McAfee is known for his idiosyncratic lifestyle, centering on the early development of the Internet, Yoga teachings, lavish real estate holdings, guns and a staunch belief in property rights. He previously owned a 10,000-square-foot mansion on a 280-acre estate in Teller County before selling it in 2007 during a well-publicized auction. The secluded mountain compound includes three guest homes, two guest apartments and nine cabins, plus four trout lakes, picnic areas, a horse stable, and meditation and yoga studios.
In addition, McAfee was the original owner of a nearly 500-acre golf course and prime real estate area in Woodland Park, now known as Shining Mountain. In the early 1990s, McAfee, through a company he financed, started construction on the clubhouse and the initial front-nine. And in a bizarre move that took some by surprise in the community, he pulled the plug on the project due to concerns over how the course was developing and cost over-runs. Surprisingly, this decision left the links property with a half-built clubhouse and nearly completed dirt work on the front-nine.
The city of Woodland Park, with then City Manager Don Howell at the helm, briefly considered taking over the development and crafting a deal with McAfee. But McAfee ended up selling the property to the Japanese-based Fujiki Corporation, which completed the golf course and clubhouse and opened the development to the public in late 1994.

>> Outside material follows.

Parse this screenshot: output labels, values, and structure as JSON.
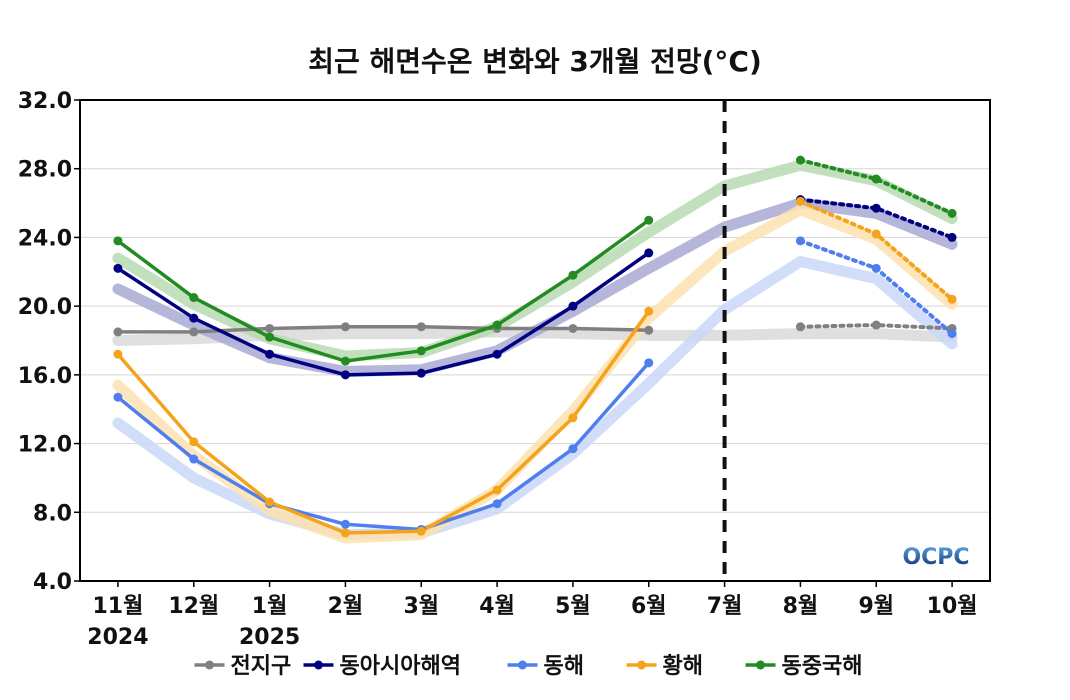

McAfee was also the founder of a popular anti-virus software company and played a big role in the dawning of the Internet era. His lavish home in Teller County turned into legendary status and was the subject of a plethora of rumors and speculation. McAfee’s lifestyle was the subject of many articles in the regional and national media.
However, the economic crash reportedly hit McAfee hard and he sold his home and many possessions during a well-publicized auction. According to some reports, McAfee’s net worth dwindled from $100 million to $4 million. He lived in Belize for the last several years, but had run-ins with the police. The police raided his home last April in search of guns and drugs. No arrests, though, occurred.
According to some media reports, McAfee is wanted for questioning by police due to disputes he had with his neighbor over dogs McAfee kept at his beachside villa. The murder victim complained about several of the dogs, who may have been poisoned.